MacDonald had become an adjunct member of a small literary colony in Sarasota, Florida, mostly men like MacDonald in reverent orbit around the dean of Florida writers, the dapper master of historical novels and short stories, MacKinlay Kantor. Kantor had turned his formidable skills as a storyteller into great fame, and for a time, considerable fortune. He won a Pulitzer for his masterwork, Andersonville. Drove a big brassy yellow Lincoln. Visited his friend Hemingway in Cuba.

Kantor would become a deeply influential force in MacDonald's life.

But like many of Kantor's protégés, the ones he really cared about, MacDonald would pay a price for the older man's attention. Filled with himself, Kantor was disdainful of MacDonald's hard-boiled oeuvre and would turn that screw whenever it pleased him.

I am holding in my hand a letter from John D. MacDonald to MacKinlay Kantor. It is dated Monday, December 12, 1960, the night that MacDonald decided he would take it no more. It begins:

Dear Mack—Here in a windy sobriety of midnight I foist upon you a windy letter, partly as an explanation of myself to you, and partly as a therapeutic self-analysis...

The letter goes on for three dense pages, at times deferential, at other times acrid and scolding. MacDonald did not yet know exactly who he was as a writer, nor precisely where he was going, but he knew he was not the unambitious hack in training that Kantor apparently saw. The letter shows the anarchy of spacing and variations in boldness typical of the old Remingtons and Smith Coronas, when you could slam or caress the keyboard according to your mood, and you'd see it on the page.
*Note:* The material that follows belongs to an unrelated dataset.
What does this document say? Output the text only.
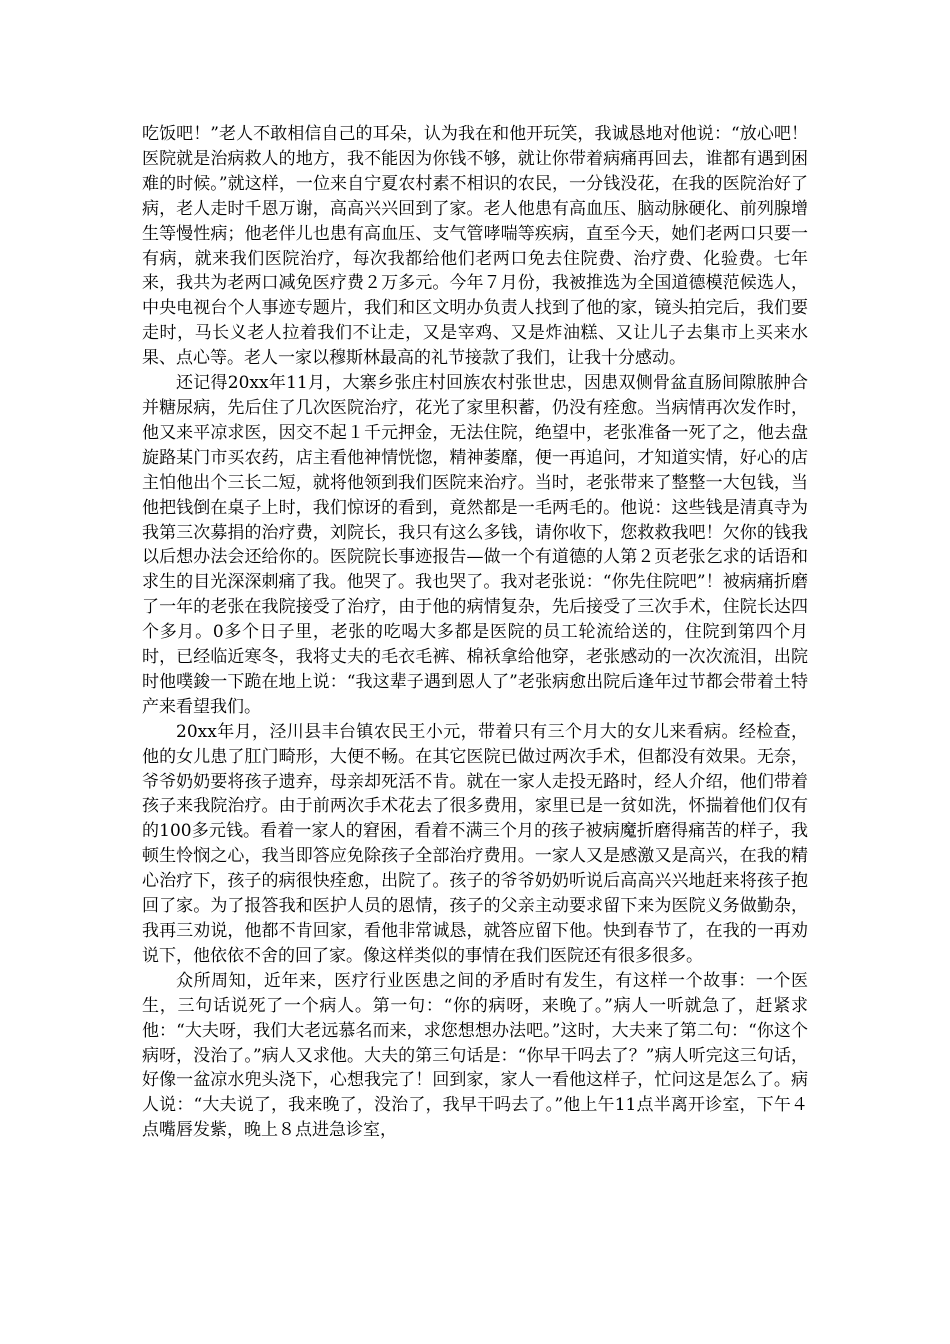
吃饭吧！”老人不敢相信自己的耳朵，认为我在和他开玩笑，我诚恳地对他说：“放心吧！医院就是治病救人的地方，我不能因为你钱不够，就让你带着病痛再回去，谁都有遇到困难的时候。”就这样，一位来自宁夏农村素不相识的农民，一分钱没花，在我的医院治好了病，老人走时千恩万谢，高高兴兴回到了家。老人他患有高血压、脑动脉硬化、前列腺增生等慢性病；他老伴儿也患有高血压、支气管哮喘等疾病，直至今天，她们老两口只要一有病，就来我们医院治疗，每次我都给他们老两口免去住院费、治疗费、化验费。七年来，我共为老两口减免医疗费２万多元。今年７月份，我被推选为全国道德模范候选人，中央电视台个人事迹专题片，我们和区文明办负责人找到了他的家，镜头拍完后，我们要走时，马长义老人拉着我们不让走，又是宰鸡、又是炸油糕、又让儿子去集市上买来水果、点心等。老人一家以穆斯林最高的礼节接款了我们，让我十分感动。

还记得20xx年11月，大寨乡张庄村回族农村张世忠，因患双侧骨盆直肠间隙脓肿合并糖尿病，先后住了几次医院治疗，花光了家里积蓄，仍没有痊愈。当病情再次发作时，他又来平凉求医，因交不起１千元押金，无法住院，绝望中，老张准备一死了之，他去盘旋路某门市买农药，店主看他神情恍惚，精神萎靡，便一再追问，才知道实情，好心的店主怕他出个三长二短，就将他领到我们医院来治疗。当时，老张带来了整整一大包钱，当他把钱倒在桌子上时，我们惊讶的看到，竟然都是一毛两毛的。他说：这些钱是清真寺为我第三次募捐的治疗费，刘院长，我只有这么多钱，请你收下，您救救我吧！欠你的钱我以后想办法会还给你的。医院院长事迹报告—做一个有道德的人第２页老张乞求的话语和求生的目光深深刺痛了我。他哭了。我也哭了。我对老张说：“你先住院吧”！被病痛折磨了一年的老张在我院接受了治疗，由于他的病情复杂，先后接受了三次手术，住院长达四个多月。0多个日子里，老张的吃喝大多都是医院的员工轮流给送的，住院到第四个月时，已经临近寒冬，我将丈夫的毛衣毛裤、棉袄拿给他穿，老张感动的一次次流泪，出院时他噗鋑一下跪在地上说：“我这辈子遇到恩人了”老张病愈出院后逢年过节都会带着土特产来看望我们。

20xx年月，泾川县丰台镇农民王小元，带着只有三个月大的女儿来看病。经检查，他的女儿患了肛门畸形，大便不畅。在其它医院已做过两次手术，但都没有效果。无奈，爷爷奶奶要将孩子遗弃，母亲却死活不肯。就在一家人走投无路时，经人介绍，他们带着孩子来我院治疗。由于前两次手术花去了很多费用，家里已是一贫如洗，怀揣着他们仅有的100多元钱。看着一家人的窘困，看着不满三个月的孩子被病魔折磨得痛苦的样子，我顿生怜悯之心，我当即答应免除孩子全部治疗费用。一家人又是感激又是高兴，在我的精心治疗下，孩子的病很快痊愈，出院了。孩子的爷爷奶奶听说后高高兴兴地赶来将孩子抱回了家。为了报答我和医护人员的恩情，孩子的父亲主动要求留下来为医院义务做勤杂，我再三劝说，他都不肯回家，看他非常诚恳，就答应留下他。快到春节了，在我的一再劝说下，他依依不舍的回了家。像这样类似的事情在我们医院还有很多很多。

众所周知，近年来，医疗行业医患之间的矛盾时有发生，有这样一个故事：一个医生，三句话说死了一个病人。第一句：“你的病呀，来晚了。”病人一听就急了，赶紧求他：“大夫呀，我们大老远慕名而来，求您想想办法吧。”这时，大夫来了第二句：“你这个病呀，没治了。”病人又求他。大夫的第三句话是：“你早干吗去了？”病人听完这三句话，好像一盆凉水兜头浇下，心想我完了！回到家，家人一看他这样子，忙问这是怎么了。病人说：“大夫说了，我来晚了，没治了，我早干吗去了。”他上午11点半离开诊室，下午４点嘴唇发紫，晚上８点进急诊室，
On this night, clearly, the machine took a beating.

It has been your habit (over the years I have known you) to make snide remarks about the work I do which is of importance to me. They have stung. I have been unable to laugh. You speak of "that mystery stuff" with a slurring indifference...

Kantor had evidently poked fun at the jaundiced, misanthropic tone that is at the heart of hard-boil—tales narrated by emotionally closeted private ops who live in a seamy world of compromised morals. To this, MacDonald launches a fierce but nuanced defense of the genre not as a lesser form of literature but as a fully worthy form, a vessel into which a gifted writer can pour his heart, can seek truth, expose duplicity, skewer sanctimony, and develop characters of no less complexity than those in Kantor's works.

I believe the appraisals I make are more severe, more uncompromising, than yours. Yet we are both, in essence, moralists. We are both prying, searching, scrabbling for The Good. I seem to see it in the human animal less often than you do, but that does not mean the quest is less pressing, nor does it mean that I bleed less when I don't find it, or feel less glory when I do.

At forty-four, MacDonald was an angry, brilliant, insecure, largely unknown writer, and the letter crackles with amusing arrogance; he dismisses some of the most acclaimed writers of the day—James Michener, John Hersey, Leon Uris—as tiresome. John O'Hara is a diarist "of upper income fornication." He calls his own magazine stories—written for quick money—"meretricious." But he unequivocally defends the integrity of his books, into which, he says, he has poured everything he has.

Kantor had made his fame by writing of the past and had urged MacDonald in the same direction, because he felt historical novels confer gravitas to a writer. MacDonald explains how he would not—could not—do that and remain true to his conscience:

Damn it, I have to put my people against a current tapestry—one which I feel to be monolithic, onanistic, escapist and, in large degree, shameful. This IS a new time, unparalleled. These are the days when the world is filling up, and the significance of the individual is being muted by the hard logic of there being so many of him. We are all keeping our heads down, more than we should. And the greatest evil in the world is the sin of non-involvement...

This indignant letter from protégé to mentor is as eloquent a defense of any artistic genre as you are likely to encounter anywhere, delivered by a master of the form so early in his career that it is essentially a passionate mission statement. I did not find it in any book or scholarly work or in the papers of John D. MacDonald. It was given to me by Tom Shroder, who had it in a file cabinet.

MacKinlay Kantor was Tom Shroder's grandfather.